The Power of One--Americas Council will ensure full coordination across the food and beverage operating systems, while also unlocking opportunities to create value across the business--from sales, marketing and distribution to backoffice operations. The new group will also focus on creating opportunities in complementary food and beverage products in ways that are attractive to retailers and consumers.
"The combination of our snack and beverage portfolios creates significant value for our shareholders through synergies driven by a common customer base and distribution platform, supplier leverage and shared infrastructure," said PepsiCo chairman and CEO Indra Nooyi. "The value of this combined portfolio has been greatest in our international markets, which share many activities; and we are now well positioned to realize further benefits in North America following the successful integration of our bottling business."
Compton will be joined on the Power of One--Americas Council by Al Carey, CEO of PepsiCo Americas beverages; Tom Greco, president of Frito-Lay North America; Pedro Padierna, president of PepsiCo Mexico; Olivier Weber, president of PepsiCo South America foods and Central America and Caribbean; Marc Guay, president of PepsiCo Foods Canada; Massimo d'Amore, president of the Global Beverages Group; and Luis Montoya, president of Latin America beverages.
"This strategically critical initiative will leverage the capabilities of the entire enterprise," said Nooyi. "Snack and beverage occasions are typically planned together, and the products are both purchased and consumed together. Our new Power of One--Americas Council will help us to better coordinate our manufacturing, sales and distribution activities and align our retail and consumer brand promotions across our portfolio, which will result in greater operating efficiency, speed to market and value."

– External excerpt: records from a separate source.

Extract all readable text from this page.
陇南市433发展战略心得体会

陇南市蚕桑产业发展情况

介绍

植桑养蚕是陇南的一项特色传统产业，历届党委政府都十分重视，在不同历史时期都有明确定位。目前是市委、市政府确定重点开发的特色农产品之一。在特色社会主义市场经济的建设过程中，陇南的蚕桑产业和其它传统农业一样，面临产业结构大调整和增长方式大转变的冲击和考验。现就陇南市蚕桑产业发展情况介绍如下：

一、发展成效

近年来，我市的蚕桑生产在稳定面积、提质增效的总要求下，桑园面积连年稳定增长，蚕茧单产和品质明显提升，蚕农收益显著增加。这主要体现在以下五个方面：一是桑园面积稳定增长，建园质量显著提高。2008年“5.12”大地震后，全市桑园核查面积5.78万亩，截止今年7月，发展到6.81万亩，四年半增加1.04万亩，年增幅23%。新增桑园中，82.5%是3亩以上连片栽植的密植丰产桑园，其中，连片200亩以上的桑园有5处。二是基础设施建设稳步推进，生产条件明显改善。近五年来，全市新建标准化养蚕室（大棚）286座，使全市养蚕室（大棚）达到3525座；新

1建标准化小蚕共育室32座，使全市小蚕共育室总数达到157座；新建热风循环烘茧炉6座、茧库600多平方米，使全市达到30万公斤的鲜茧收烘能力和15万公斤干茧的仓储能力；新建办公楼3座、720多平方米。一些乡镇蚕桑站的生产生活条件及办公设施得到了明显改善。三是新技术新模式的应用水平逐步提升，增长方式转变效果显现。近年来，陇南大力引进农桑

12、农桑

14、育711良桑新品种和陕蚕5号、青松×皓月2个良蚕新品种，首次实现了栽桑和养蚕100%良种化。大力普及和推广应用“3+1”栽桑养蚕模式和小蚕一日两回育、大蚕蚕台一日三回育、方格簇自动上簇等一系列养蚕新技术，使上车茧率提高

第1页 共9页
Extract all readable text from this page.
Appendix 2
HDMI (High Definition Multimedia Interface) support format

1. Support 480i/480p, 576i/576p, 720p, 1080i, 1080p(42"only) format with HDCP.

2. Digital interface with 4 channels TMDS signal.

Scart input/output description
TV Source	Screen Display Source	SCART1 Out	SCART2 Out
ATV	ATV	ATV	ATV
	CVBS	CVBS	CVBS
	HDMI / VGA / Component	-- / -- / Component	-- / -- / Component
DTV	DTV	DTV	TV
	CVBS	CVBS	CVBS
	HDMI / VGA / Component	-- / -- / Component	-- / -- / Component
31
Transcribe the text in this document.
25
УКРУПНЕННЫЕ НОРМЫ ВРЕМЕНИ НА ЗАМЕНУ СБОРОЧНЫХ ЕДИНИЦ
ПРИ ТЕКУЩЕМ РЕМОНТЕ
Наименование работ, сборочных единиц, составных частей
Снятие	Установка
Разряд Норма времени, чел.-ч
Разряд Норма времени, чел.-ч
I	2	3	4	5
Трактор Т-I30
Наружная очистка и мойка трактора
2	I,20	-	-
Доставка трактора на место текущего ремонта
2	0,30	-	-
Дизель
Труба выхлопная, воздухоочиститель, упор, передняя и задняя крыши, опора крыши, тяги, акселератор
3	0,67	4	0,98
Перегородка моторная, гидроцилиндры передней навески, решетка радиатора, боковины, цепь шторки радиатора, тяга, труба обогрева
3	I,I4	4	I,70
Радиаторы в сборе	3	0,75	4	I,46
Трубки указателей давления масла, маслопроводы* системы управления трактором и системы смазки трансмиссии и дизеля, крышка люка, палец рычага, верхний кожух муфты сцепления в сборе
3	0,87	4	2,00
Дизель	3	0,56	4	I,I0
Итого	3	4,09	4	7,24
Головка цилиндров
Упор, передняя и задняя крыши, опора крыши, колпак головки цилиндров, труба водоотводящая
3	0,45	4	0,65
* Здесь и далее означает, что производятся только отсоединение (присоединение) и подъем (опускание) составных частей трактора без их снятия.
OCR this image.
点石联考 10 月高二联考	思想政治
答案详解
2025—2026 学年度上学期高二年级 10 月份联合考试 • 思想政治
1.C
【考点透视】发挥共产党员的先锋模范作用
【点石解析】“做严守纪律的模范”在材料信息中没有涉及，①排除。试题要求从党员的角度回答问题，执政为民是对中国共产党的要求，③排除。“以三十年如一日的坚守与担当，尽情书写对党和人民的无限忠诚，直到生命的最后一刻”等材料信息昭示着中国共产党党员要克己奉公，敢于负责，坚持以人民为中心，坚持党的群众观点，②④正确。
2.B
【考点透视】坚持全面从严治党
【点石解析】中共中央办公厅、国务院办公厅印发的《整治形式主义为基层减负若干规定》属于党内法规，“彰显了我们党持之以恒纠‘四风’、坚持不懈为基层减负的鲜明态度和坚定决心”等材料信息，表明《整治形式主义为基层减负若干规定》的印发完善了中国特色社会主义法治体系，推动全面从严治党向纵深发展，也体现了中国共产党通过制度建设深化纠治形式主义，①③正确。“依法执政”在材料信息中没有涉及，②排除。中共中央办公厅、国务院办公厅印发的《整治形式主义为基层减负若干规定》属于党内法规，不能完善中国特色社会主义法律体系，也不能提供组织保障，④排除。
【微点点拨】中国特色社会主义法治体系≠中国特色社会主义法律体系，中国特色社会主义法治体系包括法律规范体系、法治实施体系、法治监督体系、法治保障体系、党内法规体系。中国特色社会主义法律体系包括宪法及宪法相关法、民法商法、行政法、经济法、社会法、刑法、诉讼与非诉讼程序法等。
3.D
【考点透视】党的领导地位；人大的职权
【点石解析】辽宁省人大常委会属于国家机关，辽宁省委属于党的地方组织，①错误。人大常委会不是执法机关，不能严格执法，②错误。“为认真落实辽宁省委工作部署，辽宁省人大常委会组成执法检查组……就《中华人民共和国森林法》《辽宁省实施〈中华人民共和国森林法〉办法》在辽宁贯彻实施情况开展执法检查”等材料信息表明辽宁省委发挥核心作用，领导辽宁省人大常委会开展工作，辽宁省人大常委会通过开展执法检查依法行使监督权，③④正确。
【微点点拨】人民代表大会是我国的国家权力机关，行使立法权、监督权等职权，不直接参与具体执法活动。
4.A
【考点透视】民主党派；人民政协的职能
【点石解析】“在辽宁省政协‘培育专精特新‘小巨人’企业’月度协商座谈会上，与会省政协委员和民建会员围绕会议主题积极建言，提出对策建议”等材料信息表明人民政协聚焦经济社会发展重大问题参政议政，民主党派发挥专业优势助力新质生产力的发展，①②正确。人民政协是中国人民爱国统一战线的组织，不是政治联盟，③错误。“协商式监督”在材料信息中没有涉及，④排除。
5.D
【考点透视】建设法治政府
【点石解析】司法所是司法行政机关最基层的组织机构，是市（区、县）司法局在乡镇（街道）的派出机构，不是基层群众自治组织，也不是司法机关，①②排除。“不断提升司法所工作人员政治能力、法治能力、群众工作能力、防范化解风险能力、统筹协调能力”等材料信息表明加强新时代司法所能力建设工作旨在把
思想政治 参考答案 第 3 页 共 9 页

The Global Snacks Group will focus on developing a coordinated approach to the company's global brand portfolio, creating and delivering breakthrough snacks innovation and promoting best practice-sharing around the world.
"The creation of the Global Snacks Group and Power of One--Americas Council are critical components of our long-term strategy to strengthen and extend our global leadership position in snacks and leverage the power of our combined food and beverage businesses," said Compton. "We believe these new initiatives will help us extend our advantage around the world."
This decision to create GSG advances the company's multi-year strategy to establish global platforms for marketing, branding and innovation. Previously, PepsiCo had announced the creation of the Global Nutrition Group and the Global Beverages Group.
The profit and loss responsibilities remain with the company's four business units--PepsiCo Americas Foods, PepsiCo Americas Beverages, PepsiCo Europe and PepsiCo Asia, Middle East and Africa.
Purchase, N.Y.-based PepsiCo, with net revenues of approximately $60 billion, offers a global portfolio of billion-dollar food and beverage brands, including 19 different product lines that generate more than $1 billion in annual retail sales each. Its main businesses--Quaker, Tropicana, Gatorade, Frito-Lay and Pepsi Cola--also make hundreds of other foods and beverages.